Tears burned her eyes as she gulped for air. “Adrian! Help me!”
The porchlight flashed on, the sudden light stinging her eyes. The doorknob turned beneath her hands. Celeste blinked in the bright light and released the doorknob as if it were on fire.
The door opened. Adrian stood in the doorway. He was barefoot, wearing only crumpled jeans with the button unfastened. His usually meticulously styled hair stood on end. For the first time since she'd known him, he wasn't wearing his glasses, so he was squinting rather badly.
He was the most beautiful thing she'd ever seen.
“Celeste?” His eyes narrowed even more as he focused on the brightness of pink flannel. “What are you doing here in your pajamas? Where's Bob's car?” He glanced over her shoulder to the empty street. Seeing nothing, he then looked down and stared at her bare toes. “You'd better come in.”
The second the door closed behind her, she extended one arm and pointed in the direction of her duplex. “It's Zac,” she gasped. She was trembling from head to toe, but she gulped for more air, and continued. “He found me. He's at my house. I had to run.”
“Who's Zac? Should I call the police?”
Celeste inhaled deeply a few times, finally gaining control of her breathing, and shook her head. “There's no point. He'll be gone by now. As soon as he realizes I'm not
there, he'll check the obvious places in the yard and then leave within three minutes.”
“Three minutes?”
“He always times everything to three minutes so the police won't catch him. Because he was looking for me first, I don't know if he had time to steal anything.” For a second, her heart stopped again. She didn't have much worth stealing. All she had besides some used furniture was her economy CD player, the television she'd got from the second-hand store and her reconditioned computer, none of which Zac would want. They weren't worth enough to bother stealing because they weren't name-brand items and they would be hard to sell because they were older.
The thing he would want would be her electric piano, because it was the only thing she owned of any value. Fortunately, the piano was still set up in Adrian's den, where she'd left it after practice on Wednesday.
Celeste's relief quickly changed to dread. With nothing to steal, and without her there for him to have his way with, Zac could trash the place.
Her home.
She hoped his three minutes would be up before he had time to vent his rage.
“I don't understand. Why would someone you know steal your things? If you knew he was going to steal something, why did you let him in?”

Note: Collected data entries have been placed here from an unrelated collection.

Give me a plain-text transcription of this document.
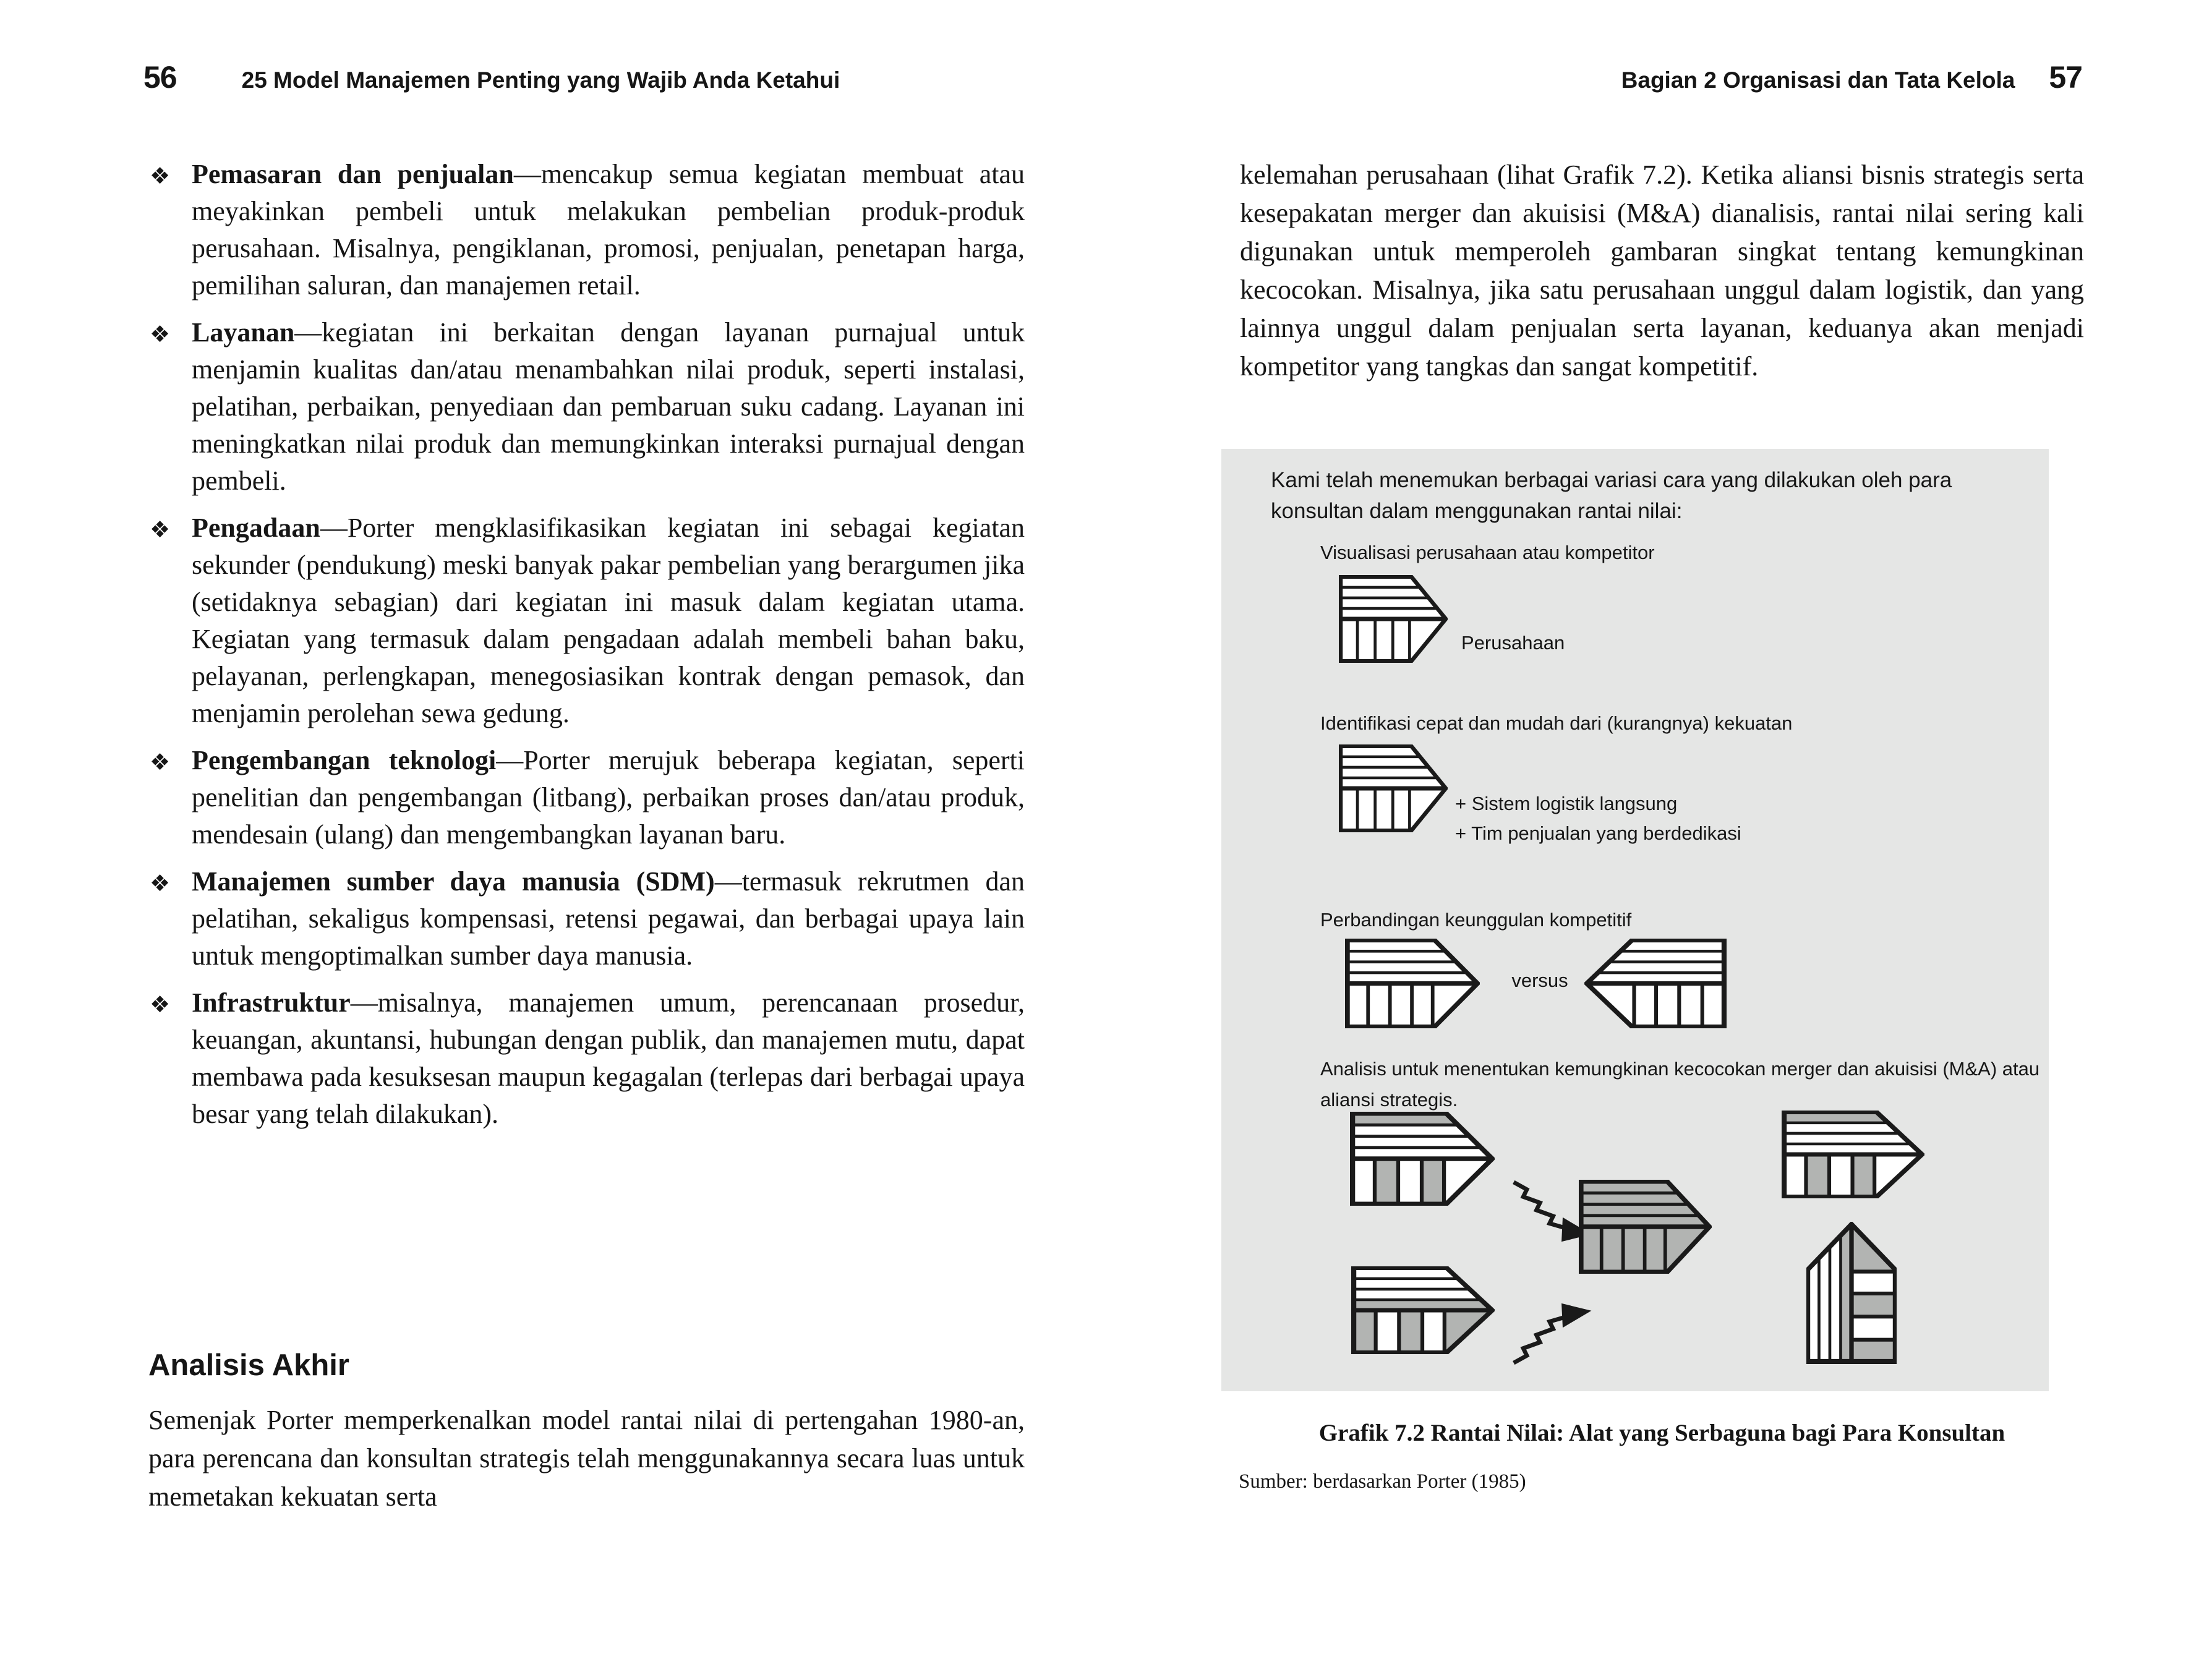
56	25 Model Manajemen Penting yang Wajib Anda Ketahui
❖ Pemasaran dan penjualan—mencakup semua kegiatan membuat atau meyakinkan pembeli untuk melakukan pembelian produk-produk perusahaan. Misalnya, pengiklanan, promosi, penjualan, penetapan harga, pemilihan saluran, dan manajemen retail.
❖ Layanan—kegiatan ini berkaitan dengan layanan purnajual untuk menjamin kualitas dan/atau menambahkan nilai produk, seperti instalasi, pelatihan, perbaikan, penyediaan dan pembaruan suku cadang. Layanan ini meningkatkan nilai produk dan memungkinkan interaksi purnajual dengan pembeli.
❖ Pengadaan—Porter mengklasifikasikan kegiatan ini sebagai kegiatan sekunder (pendukung) meski banyak pakar pembelian yang berargumen jika (setidaknya sebagian) dari kegiatan ini masuk dalam kegiatan utama. Kegiatan yang termasuk dalam pengadaan adalah membeli bahan baku, pelayanan, perlengkapan, menegosiasikan kontrak dengan pemasok, dan menjamin perolehan sewa gedung.
❖ Pengembangan teknologi—Porter merujuk beberapa kegiatan, seperti penelitian dan pengembangan (litbang), perbaikan proses dan/atau produk, mendesain (ulang) dan mengembangkan layanan baru.
❖ Manajemen sumber daya manusia (SDM)—termasuk rekrutmen dan pelatihan, sekaligus kompensasi, retensi pegawai, dan berbagai upaya lain untuk mengoptimalkan sumber daya manusia.
❖ Infrastruktur—misalnya, manajemen umum, perencanaan prosedur, keuangan, akuntansi, hubungan dengan publik, dan manajemen mutu, dapat membawa pada kesuksesan maupun kegagalan (terlepas dari berbagai upaya besar yang telah dilakukan).
Analisis Akhir

Semenjak Porter memperkenalkan model rantai nilai di pertengahan 1980-an, para perencana dan konsultan strategis telah menggunakannya secara luas untuk memetakan kekuatan serta

Bagian 2 Organisasi dan Tata Kelola 57

kelemahan perusahaan (lihat Grafik 7.2). Ketika aliansi bisnis strategis serta kesepakatan merger dan akuisisi (M&A) dianalisis, rantai nilai sering kali digunakan untuk memperoleh gambaran singkat tentang kemungkinan kecocokan. Misalnya, jika satu perusahaan unggul dalam logistik, dan yang lainnya unggul dalam penjualan serta layanan, keduanya akan menjadi kompetitor yang tangkas dan sangat kompetitif.

Kami telah menemukan berbagai variasi cara yang dilakukan oleh para konsultan dalam menggunakan rantai nilai:

Visualisasi perusahaan atau kompetitor
Perusahaan
Identifikasi cepat dan mudah dari (kurangnya) kekuatan
+ Sistem logistik langsung
+ Tim penjualan yang berdedikasi
Perbandingan keunggulan kompetitif
versus
Analisis untuk menentukan kemungkinan kecocokan merger dan akuisisi (M&A) atau aliansi strategis.
Grafik 7.2 Rantai Nilai: Alat yang Serbaguna bagi Para Konsultan
Sumber: berdasarkan Porter (1985)
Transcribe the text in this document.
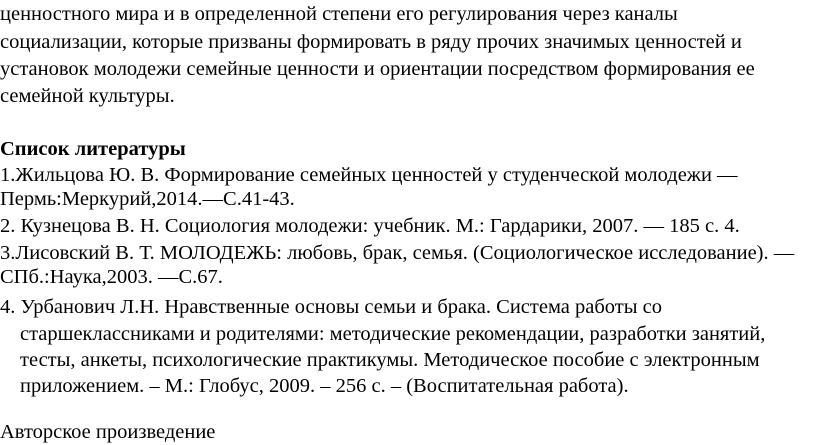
ценностного мира и в определенной степени его регулирования через каналы
социализации, которые призваны формировать в ряду прочих значимых ценностей и
установок молодежи семейные ценности и ориентации посредством формирования ее
семейной культуры.
Список литературы
1.Жильцова Ю. В. Формирование семейных ценностей у студенческой молодежи —
Пермь:Меркурий,2014.—С.41-43.
2. Кузнецова В. Н. Социология молодежи: учебник. М.: Гардарики, 2007. — 185 с. 4.
3.Лисовский В. Т. МОЛОДЕЖЬ: любовь, брак, семья. (Социологическое исследование). —
СПб.:Наука,2003. —С.67.
4. Урбанович Л.Н. Нравственные основы семьи и брака. Система работы со
старшеклассниками и родителями: методические рекомендации, разработки занятий,
тесты, анкеты, психологические практикумы. Методическое пособие с электронным
приложением. – М.: Глобус, 2009. – 256 с. – (Воспитательная работа).
Авторское произведение
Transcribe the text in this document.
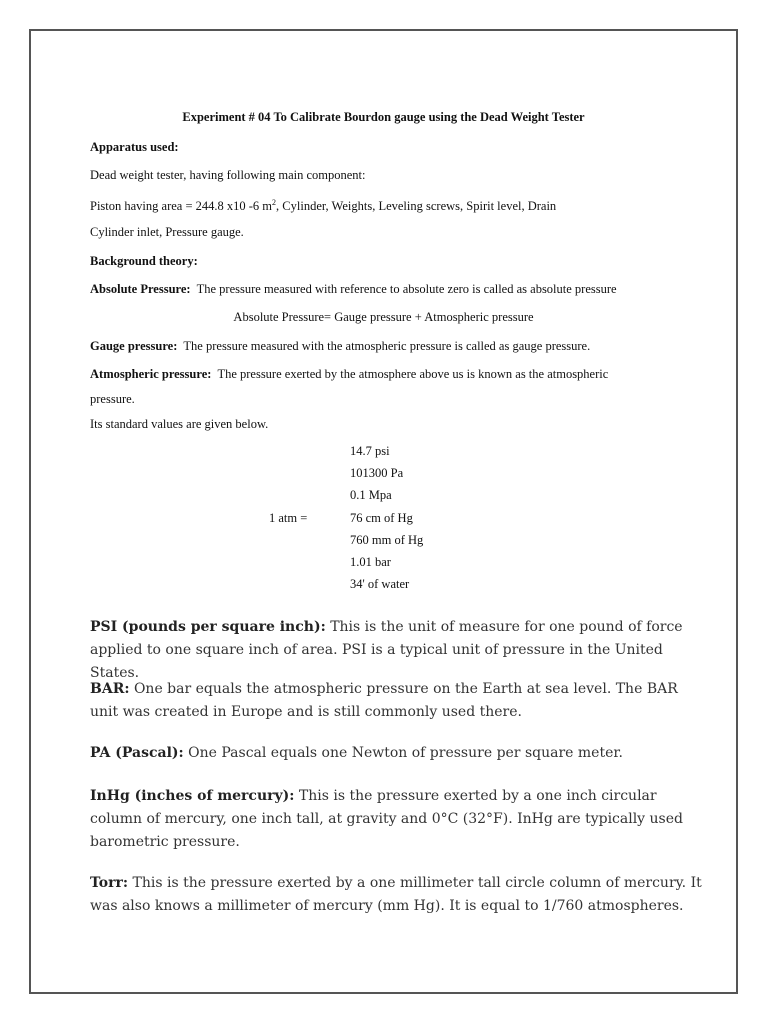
Experiment # 04 To Calibrate Bourdon gauge using the Dead Weight Tester
Apparatus used:
Dead weight tester, having following main component:
Piston having area = 244.8 x10 -6 $m^2$, Cylinder, Weights, Leveling screws, Spirit level, Drain
Cylinder inlet, Pressure gauge.
Background theory:
Absolute Pressure: The pressure measured with reference to absolute zero is called as absolute pressure
Absolute Pressure= Gauge pressure + Atmospheric pressure
Gauge pressure: The pressure measured with the atmospheric pressure is called as gauge pressure.
Atmospheric pressure: The pressure exerted by the atmosphere above us is known as the atmospheric
pressure.
Its standard values are given below.
14.7 psi
101300 Pa
0.1 Mpa
1 atm =	76 cm of Hg
760 mm of Hg
1.01 bar
34' of water
PSI (pounds per square inch): This is the unit of measure for one pound of force applied to one square inch of area. PSI is a typical unit of pressure in the United States.
BAR: One bar equals the atmospheric pressure on the Earth at sea level. The BAR unit was created in Europe and is still commonly used there.
PA (Pascal): One Pascal equals one Newton of pressure per square meter.
InHg (inches of mercury): This is the pressure exerted by a one inch circular column of mercury, one inch tall, at gravity and 0°C (32°F). InHg are typically used barometric pressure.
Torr: This is the pressure exerted by a one millimeter tall circle column of mercury. It was also knows a millimeter of mercury (mm Hg). It is equal to 1/760 atmospheres.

Celeste lowered her arm and turned her head so she could see Adrian's face. His obvious confusion told her that he had no experience with the dark side of people beyond what he saw on television or read in the paper. But she knew that kind of person well. Not long ago, she'd been one of them.
“I didn't let him in. He broke in. That's why I'm here.”
“But⦔ Adrian shook his head. “Just a minute. This is all wrong. I'll be right back.”
He returned wearing his glasses and a T-shirt. The button on his jeans was fastened, but he was still barefoot. Draped over his arm, he carried a large bathrobe, which he handed to her as soon as he was within reach. “Put this on and tell me what's going on.”
He glanced at the window, even though it wasn't possible to see anything, then back to her, waiting for an explanation.